His next stop was his biggest: the country's fourth largest radio market in San Francisco, where he surprised some skeptics.

``A lot of naysayers thought the Bay Area was too hip and the corny stuff would never work,'' said Sholin. ``Guess again. It's called human nature. People love to laugh. But when there was something serious, he stopped and poured his heart out.''

He had the top-rated music morning show in the market for 10 years.

After retiring from KFRC, Rose joined his son, Jay, who was chief engineer at KKIS-FM, and then moved over to KIOI-FM, where just two months into a new morning show, he had a heart attack on air and stopped working.

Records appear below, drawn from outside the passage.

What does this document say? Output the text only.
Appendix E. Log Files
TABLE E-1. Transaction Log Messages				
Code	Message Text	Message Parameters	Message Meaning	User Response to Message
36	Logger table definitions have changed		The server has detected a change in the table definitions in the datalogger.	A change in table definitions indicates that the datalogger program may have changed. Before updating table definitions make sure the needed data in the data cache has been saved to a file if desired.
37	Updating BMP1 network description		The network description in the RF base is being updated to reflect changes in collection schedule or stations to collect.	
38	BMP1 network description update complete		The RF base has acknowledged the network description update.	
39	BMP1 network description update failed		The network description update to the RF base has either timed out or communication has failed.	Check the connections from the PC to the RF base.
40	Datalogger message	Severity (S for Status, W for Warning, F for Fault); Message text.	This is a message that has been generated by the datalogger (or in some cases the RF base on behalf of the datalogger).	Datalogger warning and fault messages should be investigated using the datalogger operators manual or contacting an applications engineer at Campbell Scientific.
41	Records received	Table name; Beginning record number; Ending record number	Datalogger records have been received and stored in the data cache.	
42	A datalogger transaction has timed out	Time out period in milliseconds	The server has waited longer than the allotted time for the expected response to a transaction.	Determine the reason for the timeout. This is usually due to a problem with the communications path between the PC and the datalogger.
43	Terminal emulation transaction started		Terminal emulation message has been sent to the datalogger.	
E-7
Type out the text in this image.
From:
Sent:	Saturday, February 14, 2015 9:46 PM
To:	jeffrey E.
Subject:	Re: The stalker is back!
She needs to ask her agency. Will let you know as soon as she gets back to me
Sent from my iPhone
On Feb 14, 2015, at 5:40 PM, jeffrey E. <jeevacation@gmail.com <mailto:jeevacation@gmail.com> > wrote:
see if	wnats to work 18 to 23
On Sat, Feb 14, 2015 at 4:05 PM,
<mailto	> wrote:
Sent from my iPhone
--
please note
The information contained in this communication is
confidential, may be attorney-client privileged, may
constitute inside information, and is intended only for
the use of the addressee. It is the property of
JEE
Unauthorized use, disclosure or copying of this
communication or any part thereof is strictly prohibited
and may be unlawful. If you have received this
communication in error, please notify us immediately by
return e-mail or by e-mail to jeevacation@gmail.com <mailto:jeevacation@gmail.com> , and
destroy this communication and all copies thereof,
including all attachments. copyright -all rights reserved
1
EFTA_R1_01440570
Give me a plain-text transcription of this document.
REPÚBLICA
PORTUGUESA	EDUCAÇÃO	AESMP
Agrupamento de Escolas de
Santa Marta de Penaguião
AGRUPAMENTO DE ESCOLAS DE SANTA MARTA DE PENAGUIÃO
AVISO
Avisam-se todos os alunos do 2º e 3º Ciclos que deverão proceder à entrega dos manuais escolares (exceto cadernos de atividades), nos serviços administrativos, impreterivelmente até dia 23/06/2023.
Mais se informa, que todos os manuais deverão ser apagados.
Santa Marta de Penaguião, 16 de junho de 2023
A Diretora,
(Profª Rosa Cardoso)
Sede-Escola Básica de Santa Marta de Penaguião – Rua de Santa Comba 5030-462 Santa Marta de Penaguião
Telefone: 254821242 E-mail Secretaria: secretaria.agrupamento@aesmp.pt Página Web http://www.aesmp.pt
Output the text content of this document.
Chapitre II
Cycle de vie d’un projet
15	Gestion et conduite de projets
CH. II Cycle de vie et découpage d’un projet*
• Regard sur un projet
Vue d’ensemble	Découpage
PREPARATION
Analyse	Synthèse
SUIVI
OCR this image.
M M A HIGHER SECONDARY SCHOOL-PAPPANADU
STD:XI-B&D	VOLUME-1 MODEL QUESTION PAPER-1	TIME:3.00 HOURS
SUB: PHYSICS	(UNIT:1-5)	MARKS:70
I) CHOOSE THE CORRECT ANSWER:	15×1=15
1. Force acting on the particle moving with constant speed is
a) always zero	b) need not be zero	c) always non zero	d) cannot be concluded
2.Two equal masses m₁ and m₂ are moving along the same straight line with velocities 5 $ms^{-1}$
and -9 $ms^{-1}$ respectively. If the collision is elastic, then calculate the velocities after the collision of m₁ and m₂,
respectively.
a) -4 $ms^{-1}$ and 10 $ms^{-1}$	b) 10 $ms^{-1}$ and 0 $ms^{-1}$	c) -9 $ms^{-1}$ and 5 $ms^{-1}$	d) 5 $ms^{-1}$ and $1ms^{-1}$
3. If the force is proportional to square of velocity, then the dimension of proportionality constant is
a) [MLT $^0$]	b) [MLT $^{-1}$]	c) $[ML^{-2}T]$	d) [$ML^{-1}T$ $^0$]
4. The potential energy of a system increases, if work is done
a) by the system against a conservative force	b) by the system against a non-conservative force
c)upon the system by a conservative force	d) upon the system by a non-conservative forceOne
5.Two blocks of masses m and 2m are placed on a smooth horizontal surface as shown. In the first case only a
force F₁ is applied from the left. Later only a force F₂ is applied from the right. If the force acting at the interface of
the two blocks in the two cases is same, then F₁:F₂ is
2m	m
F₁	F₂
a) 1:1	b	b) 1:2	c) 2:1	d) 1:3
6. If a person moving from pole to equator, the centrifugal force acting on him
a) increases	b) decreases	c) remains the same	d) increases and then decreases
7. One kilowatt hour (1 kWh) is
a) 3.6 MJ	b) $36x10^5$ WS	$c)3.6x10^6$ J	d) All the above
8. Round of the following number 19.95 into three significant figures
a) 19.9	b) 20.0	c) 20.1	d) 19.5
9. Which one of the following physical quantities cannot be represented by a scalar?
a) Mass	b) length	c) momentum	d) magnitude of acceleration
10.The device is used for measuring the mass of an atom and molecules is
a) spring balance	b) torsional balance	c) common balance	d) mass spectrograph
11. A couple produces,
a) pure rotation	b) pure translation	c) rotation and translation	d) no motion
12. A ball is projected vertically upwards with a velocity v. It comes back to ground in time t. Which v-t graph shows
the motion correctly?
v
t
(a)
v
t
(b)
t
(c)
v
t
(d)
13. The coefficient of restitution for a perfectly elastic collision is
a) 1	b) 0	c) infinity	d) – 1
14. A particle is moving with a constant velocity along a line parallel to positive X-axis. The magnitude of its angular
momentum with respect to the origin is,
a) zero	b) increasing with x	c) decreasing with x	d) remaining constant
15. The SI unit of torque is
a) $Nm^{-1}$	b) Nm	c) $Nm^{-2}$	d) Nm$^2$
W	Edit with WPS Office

``He was a genius,'' said KABL-FM deejay Jim Lange. ``One of his things was the utilization of what we call drops, voices he could talk to when there was no one else in the studio. He did it all himself. He had a huge collection of sound bites and cabinets of old jokes. He was terribly entertaining and sweet.''

Wrote former Sharks' color man, Chris Collins: ``The guy exuded greatness, style and grace. I cannot think of where I would be today without that guy in my life in my developing professional radio years.''

Rose helped raise more than $10 million for the March of Dimes Superwalks and was master of ceremonies at a host of golf tournaments, including his own, for Special Olympics.

``In a business with so many big egos, you couldn't have found anyone as nice,'' says Sholin, a friend as well as a co-worker.

Sholin said he spoke with Rose last week, and the retired deejay was complaining about his long bout of pneumonia.

He is survived by his wife, five children and 13 grandchildren.